Bu çalışmanın amacı, Türkiye’de ekonomiye etki edecek nitelikte olan, tesis kadastrosu çalışmaları esnasında tespit dışı veya tescil harici olarak bırakılmış alanların tescil edilebilmesi ve değerinin belirlenmesinin ülke ekonomisine sağlayacağı faydaları ortaya koymaktır. İlk tesis kadastrosu yapılırken, kullanılmayan, herhangi bir ekonomik değer ifade etmeyen bu alanların, bilim ve teknolojinin ilerlemesi ve ülke kadastrosunun tamamlanması ile yüzölçümleri ve konumları yaklaşık olarak tespit edilebilmiştir. Zamanla ekonomik olarak değeri artan tescil harici yerlere ekonomik ve stratejik olarak ihtiyaç duyulmaya başlanmıştır. Ülkenin ekonomik ihtiyaçları, toprağın işlenebilmesi, kişilerin toprağa olan ihtiyaçları, bu alanların tespitinin ve tescilinin yapılmasına yönelik çalışmaları zorunlu kılmıştır.

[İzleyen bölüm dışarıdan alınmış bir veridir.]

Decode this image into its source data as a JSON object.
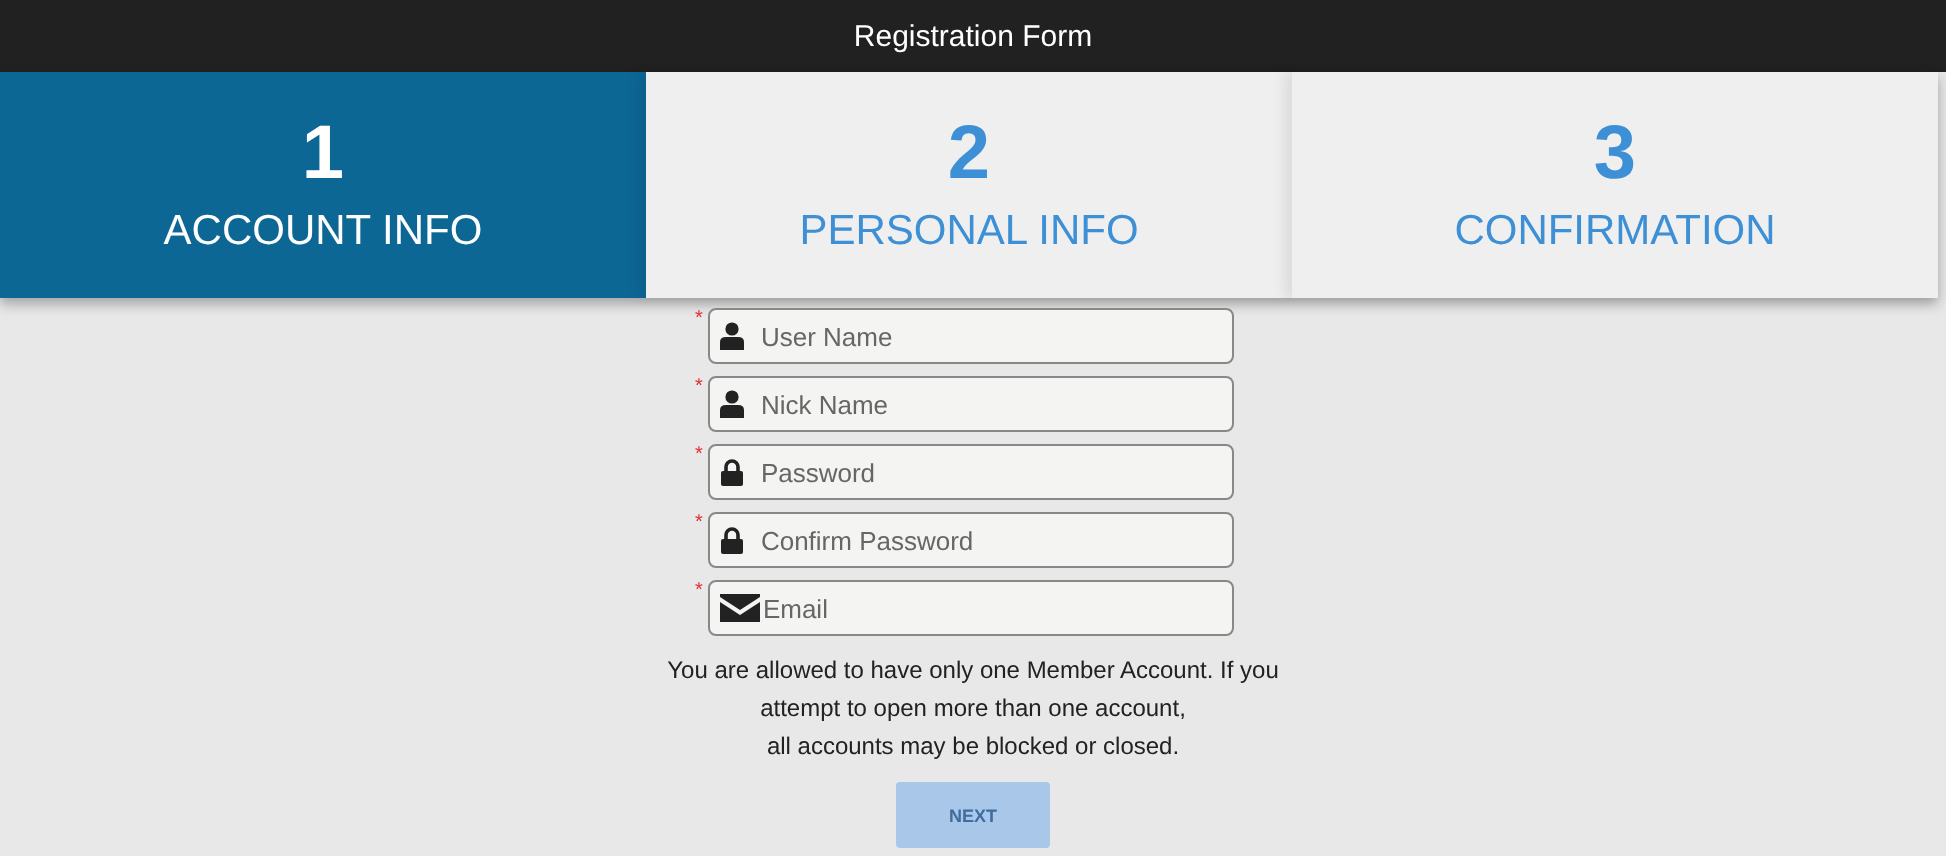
{
  "window": {
    "title": "Registration Form"
  },
  "steps": [
    {
      "number": "1",
      "label": "ACCOUNT INFO",
      "selected": true
    },
    {
      "number": "2",
      "label": "PERSONAL INFO",
      "selected": false
    },
    {
      "number": "3",
      "label": "CONFIRMATION",
      "selected": false
    }
  ],
  "fields": [
    {
      "mark": "*",
      "kind": "user",
      "placeholder": "User Name"
    },
    {
      "mark": "*",
      "kind": "user",
      "placeholder": "Nick Name"
    },
    {
      "mark": "*",
      "kind": "lock",
      "placeholder": "Password"
    },
    {
      "mark": "*",
      "kind": "lock",
      "placeholder": "Confirm Password"
    },
    {
      "mark": "*",
      "kind": "mail",
      "placeholder": "Email"
    }
  ],
  "notice": [
    "You are allowed to have only one Member Account. If you",
    "attempt to open more than one account,",
    "all accounts may be blocked or closed."
  ],
  "next_button": {
    "label": "NEXT",
    "disabled": true
  }
}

Yapılan çalışma ile TKGM ’nin (Tapu ve Kadastro Genel Müdürlüğü’nün) uygulamaları ve kanunlar incelenerek konu detaylı olarak araştırılmış olup, Türkiye de ekonomiye kazandırılmayı bekleyen ve tescil edilmesi gerekli alanların saklı kalmış bir gelir kaynağı ve sermaye olduğu kanaatine varılmıştır. Türkiye genelinde tüm tescil harici alanların tescillerinin yapılıp tapu kütüğüne tescil edilmesi ve değerlemesinin yapılarak ekonomiye kazandırılmasının gerekliliği ortaya konulmuştur.
Sonuç olarak ormanlık alanlar, meralar, kamuya ait alanlar, atıl vaziyetteki yerler veya işgal yolu ile şahıslar tarafından kullanılmakta olan alanlar sürdürülebilir bir arazi yönetimi için önem arz etmektedir. Tescil harici alanların ise hukuki ve geometrik olarak tespit edilerek tescil edilmesi ve ekonomik olarak gelir getirmesi beklenmektedir. Nasıl ki kişiler ellerindeki varlıkları zenginlik üretecek sermayeye dönüştürebiliyorlarsa, ülkelerinde ellerindeki atıl durumda bulunan varlıkları tespit ederek, gelişmiş ekonominin bir faktörü olan birikmiş sermayeye dönüştürmesi gerekmektedir. Türkiye de tescil harici alanların Maliye Hazinesi adına tespit ve tescili ve doğru değerleme yöntemleri ile değerinin belirlenerek ilgililerine kiralanması hem kişi ve toplum açısından hem de ülke ekonomisi açısından büyük fayda sağlayacaktır.